- Życiówki nie pobiłam, ale wynik jest bardzo dobry, mój drugi najlepszy w karierze – oceniała na gorąco. - Cel został zrealizowany. Jestem tutaj. Zobaczyłam, co i jak.
Polka mogła przekonać się, ile brakuje jej do światowej czołówki. Miejsce w niej dają wyniki na poziomie 10,8-10,9 sek.
- Każda sprinterka chce zejść poniżej 11 sekund. Potrenujemy i zobaczymy, czy uda się ją złamać. Moim zdaniem teraz nie ma się co załamywać, tylko trzeba odpocząć i pracować dalej – podkreślała.
W towarzystwie gwiazd nie sprawiała jednak wrażenia zmieszanej. - Z Dafne Schippers życzyłyśmy sobie powodzenia. Rywalki są bardzo miłe, można się od nich dużo nauczyć. Igrzyska nie przytłoczyły mnie może dlatego, że się tym bawię. Dla mnie to jest zabawa, jak będę seniorką to będę brała to na poważnie. No bo co, jestem jeszcze młoda – rzuciła z szelmowskim uśmiechem.
Przyznała jednak, że trochę się denerwowała. - Stresowałam się troszeczkę bardzo. Gdyby tak nie było, to mogłam urwać coś jeszcze z tego wyniku. Wszyscy pewnie myślą, że luz i takie tam, ale kurczę, jestem na igrzyskach, mogę się trochę postresować – uśmiechała się.
Stojąc przed dziennikarzami przyciskała do lewego ramienia butelkę z zimną wodą. Pod nią czerwieniły się dwie duże plamy.
- To po bańkach – tłumaczyła. - Po starcie w eliminacjach „spięła” mi się ręka, myślałam, że mi przejdzie, ale rano bolała jeszcze bardziej. I tak pobolewa do tej pory. Nie wiem, co się dzieje. Fizjoterapeuta postawił bańki, ale nie takie jak miał Phelps (amerykański pływak stosuje takie metody jaki element fizjoterapii - red.), tylko chińskie, takie duże i gumowe.
Swoboda twierdzi jednak, że kontuzja nie przeszkodzi jej w starcie w sztafecie 4x100 m. - Biegnę na pierwszej zmianie i podaję pałeczkę prawą ręką, więc nie ma się co martwić – uspokajała.
Przed każdym startem salutuje, to już jej znak rozpoznawczy. - Salutuję orzełkowi, Polsce i ludziom, którzy to oglądają. Wojsko?
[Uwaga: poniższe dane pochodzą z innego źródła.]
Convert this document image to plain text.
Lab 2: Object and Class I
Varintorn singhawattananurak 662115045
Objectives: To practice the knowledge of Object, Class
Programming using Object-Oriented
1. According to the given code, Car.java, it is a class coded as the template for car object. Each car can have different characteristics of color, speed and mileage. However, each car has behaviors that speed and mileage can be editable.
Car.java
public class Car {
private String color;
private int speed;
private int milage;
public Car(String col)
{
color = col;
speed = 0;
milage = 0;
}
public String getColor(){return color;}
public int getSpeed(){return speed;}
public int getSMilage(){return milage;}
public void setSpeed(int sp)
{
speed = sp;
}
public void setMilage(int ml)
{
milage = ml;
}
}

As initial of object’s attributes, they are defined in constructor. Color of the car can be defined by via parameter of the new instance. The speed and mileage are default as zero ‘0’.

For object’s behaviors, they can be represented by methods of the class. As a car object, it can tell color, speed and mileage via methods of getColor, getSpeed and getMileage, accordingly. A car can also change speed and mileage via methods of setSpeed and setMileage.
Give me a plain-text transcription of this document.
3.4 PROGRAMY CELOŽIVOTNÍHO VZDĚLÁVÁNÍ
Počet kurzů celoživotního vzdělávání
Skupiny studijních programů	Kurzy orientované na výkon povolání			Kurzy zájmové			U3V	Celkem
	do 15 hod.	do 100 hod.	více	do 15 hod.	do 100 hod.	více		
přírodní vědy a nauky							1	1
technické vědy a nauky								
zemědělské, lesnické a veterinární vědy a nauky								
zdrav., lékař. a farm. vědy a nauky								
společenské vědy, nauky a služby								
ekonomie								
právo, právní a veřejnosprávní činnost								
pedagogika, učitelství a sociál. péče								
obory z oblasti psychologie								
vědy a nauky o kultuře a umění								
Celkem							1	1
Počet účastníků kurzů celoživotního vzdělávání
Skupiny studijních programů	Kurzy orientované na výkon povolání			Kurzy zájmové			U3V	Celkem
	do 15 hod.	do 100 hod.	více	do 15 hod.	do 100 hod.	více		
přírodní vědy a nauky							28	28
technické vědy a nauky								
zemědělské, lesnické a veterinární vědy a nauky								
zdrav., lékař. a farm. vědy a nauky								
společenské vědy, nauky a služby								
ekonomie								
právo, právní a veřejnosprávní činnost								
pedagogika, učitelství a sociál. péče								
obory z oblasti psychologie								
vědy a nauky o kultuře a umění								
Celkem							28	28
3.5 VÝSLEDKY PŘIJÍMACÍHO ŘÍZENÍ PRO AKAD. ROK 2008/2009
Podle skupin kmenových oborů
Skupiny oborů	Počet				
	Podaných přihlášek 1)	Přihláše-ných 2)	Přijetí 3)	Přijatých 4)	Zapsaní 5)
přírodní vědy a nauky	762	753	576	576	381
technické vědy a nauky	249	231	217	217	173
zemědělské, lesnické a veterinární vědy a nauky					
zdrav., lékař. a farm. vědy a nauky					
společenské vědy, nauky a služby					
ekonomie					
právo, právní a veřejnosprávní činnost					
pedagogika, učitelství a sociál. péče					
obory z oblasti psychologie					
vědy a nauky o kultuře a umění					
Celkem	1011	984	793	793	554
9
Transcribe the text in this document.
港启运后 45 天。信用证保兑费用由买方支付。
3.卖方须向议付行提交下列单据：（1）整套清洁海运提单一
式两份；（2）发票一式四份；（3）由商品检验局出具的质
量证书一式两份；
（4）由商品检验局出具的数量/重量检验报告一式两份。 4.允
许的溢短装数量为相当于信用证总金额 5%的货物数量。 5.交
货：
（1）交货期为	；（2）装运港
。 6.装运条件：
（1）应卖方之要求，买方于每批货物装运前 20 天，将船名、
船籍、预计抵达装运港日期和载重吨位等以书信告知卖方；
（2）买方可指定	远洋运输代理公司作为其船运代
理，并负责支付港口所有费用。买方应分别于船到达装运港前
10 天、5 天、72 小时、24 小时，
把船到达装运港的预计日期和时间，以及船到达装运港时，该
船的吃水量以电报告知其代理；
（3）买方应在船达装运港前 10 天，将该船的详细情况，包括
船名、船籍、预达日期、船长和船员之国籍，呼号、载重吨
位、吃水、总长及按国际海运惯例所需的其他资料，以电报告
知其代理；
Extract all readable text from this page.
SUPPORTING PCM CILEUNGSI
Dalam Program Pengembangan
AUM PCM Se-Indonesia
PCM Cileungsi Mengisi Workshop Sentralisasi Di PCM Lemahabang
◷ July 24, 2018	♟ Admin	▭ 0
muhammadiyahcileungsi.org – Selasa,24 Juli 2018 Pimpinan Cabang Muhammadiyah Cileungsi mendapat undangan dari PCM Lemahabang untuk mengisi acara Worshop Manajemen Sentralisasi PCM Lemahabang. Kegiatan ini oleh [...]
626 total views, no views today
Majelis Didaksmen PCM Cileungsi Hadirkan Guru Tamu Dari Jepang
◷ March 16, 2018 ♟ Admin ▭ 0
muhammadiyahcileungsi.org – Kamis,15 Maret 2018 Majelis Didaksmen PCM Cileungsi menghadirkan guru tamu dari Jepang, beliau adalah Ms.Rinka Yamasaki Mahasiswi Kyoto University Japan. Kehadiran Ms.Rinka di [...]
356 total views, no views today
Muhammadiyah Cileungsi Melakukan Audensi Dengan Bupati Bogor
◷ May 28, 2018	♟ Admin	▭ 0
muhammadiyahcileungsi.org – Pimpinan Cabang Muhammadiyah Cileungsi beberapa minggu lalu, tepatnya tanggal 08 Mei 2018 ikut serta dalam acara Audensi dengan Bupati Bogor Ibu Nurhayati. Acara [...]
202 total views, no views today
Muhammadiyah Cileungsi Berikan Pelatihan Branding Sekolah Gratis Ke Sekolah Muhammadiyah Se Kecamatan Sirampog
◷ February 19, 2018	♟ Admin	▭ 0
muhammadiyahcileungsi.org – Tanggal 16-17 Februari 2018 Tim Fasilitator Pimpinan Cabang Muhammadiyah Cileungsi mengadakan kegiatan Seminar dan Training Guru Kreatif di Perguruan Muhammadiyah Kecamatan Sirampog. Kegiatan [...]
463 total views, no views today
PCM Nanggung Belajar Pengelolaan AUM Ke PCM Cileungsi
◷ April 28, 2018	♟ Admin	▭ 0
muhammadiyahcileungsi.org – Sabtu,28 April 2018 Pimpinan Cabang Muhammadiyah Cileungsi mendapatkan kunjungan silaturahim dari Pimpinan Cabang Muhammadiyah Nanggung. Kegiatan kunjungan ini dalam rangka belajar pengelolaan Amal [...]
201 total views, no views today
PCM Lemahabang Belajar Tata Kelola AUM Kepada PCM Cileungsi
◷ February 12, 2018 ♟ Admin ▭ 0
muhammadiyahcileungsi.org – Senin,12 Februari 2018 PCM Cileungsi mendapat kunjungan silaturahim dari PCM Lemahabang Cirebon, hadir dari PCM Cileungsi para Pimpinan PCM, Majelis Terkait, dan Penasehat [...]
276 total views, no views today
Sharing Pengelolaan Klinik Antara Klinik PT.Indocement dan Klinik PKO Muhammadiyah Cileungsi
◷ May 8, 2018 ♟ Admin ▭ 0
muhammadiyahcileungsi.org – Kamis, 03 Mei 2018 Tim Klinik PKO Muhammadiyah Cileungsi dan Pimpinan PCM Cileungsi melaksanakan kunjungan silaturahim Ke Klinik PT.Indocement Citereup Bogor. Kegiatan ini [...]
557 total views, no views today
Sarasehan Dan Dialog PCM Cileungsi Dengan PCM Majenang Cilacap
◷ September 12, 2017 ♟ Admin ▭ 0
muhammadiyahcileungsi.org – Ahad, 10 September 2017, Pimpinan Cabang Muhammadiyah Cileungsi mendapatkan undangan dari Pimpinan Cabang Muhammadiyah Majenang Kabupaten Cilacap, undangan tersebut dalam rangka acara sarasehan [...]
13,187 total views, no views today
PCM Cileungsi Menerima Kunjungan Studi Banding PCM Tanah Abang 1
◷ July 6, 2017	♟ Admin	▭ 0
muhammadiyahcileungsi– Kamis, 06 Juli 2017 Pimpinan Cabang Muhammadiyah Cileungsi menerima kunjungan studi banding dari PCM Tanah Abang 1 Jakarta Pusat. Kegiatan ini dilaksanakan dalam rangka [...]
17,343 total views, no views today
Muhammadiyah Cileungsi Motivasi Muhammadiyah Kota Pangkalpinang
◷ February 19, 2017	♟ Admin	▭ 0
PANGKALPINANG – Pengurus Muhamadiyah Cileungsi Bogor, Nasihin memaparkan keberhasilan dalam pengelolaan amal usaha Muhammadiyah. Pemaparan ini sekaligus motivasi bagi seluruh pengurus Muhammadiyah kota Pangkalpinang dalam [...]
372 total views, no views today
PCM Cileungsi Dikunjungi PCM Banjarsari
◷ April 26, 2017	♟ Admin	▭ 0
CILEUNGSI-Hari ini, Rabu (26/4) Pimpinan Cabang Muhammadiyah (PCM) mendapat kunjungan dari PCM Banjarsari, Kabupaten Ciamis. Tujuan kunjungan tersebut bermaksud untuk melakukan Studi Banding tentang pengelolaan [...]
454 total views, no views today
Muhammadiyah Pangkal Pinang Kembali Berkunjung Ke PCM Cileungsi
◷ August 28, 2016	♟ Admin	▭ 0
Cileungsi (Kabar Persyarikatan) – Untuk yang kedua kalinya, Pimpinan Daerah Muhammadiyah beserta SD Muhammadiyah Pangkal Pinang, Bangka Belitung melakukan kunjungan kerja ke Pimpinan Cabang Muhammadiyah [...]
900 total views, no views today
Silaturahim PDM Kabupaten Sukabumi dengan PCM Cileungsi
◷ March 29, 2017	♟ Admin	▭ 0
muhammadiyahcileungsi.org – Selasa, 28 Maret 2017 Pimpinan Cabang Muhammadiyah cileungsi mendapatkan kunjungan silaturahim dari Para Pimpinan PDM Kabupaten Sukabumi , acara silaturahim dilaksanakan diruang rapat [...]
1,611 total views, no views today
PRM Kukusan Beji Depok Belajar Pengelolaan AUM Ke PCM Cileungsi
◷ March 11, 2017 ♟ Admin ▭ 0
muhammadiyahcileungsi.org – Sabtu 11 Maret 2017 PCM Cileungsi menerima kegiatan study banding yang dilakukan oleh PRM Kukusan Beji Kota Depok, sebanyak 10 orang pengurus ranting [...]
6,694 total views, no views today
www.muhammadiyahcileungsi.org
Czemu nie? Jak byłam mała chciałam iść do wojska, ale bałam się, że mi głowę ogolą. Fajnie by było, gadałam z dużą ilością osób, że w wojsku jest fajna atmosfera, fajne warunki. Można trenować, ma się pensję. Nie musiałbym iść do żadnej pracy. Chciałabym być w marynarce, ale mam chorobę morską – żartowała.
Plany na najbliższą przyszłość to odpoczynek i wakacje w USA. Potem treningi, celem numer jeden będą przyszłoroczne młodzieżowe mistrzostwa Europy w Bydgoszczy, może mistrzostwa świata. Marzy jej się rekord życiowy w hali na 60 m („Ale nie powiem, że zejdę poniżej 7 sekund, bo potem będę musiała to zrobić”). A plany długofalowe?
- Oglądałam Małachowskiego, Jezus Maria, jak się zdenerwowałam się. Ale i tak gratuluję. Bo, kurczę, srebrny medal też bym kiedyś chciała zdobyć – westchnęła.
Tytuł mistrzyni olimpijskiej zdobyła reprezentantka Jamajki Elaine Thompson (10,71). Wyprzedziła Amerykankę Teri Bowie (10,83) i swoją rodaczkę Shelly-Ann Fraser-Pryce (10,86).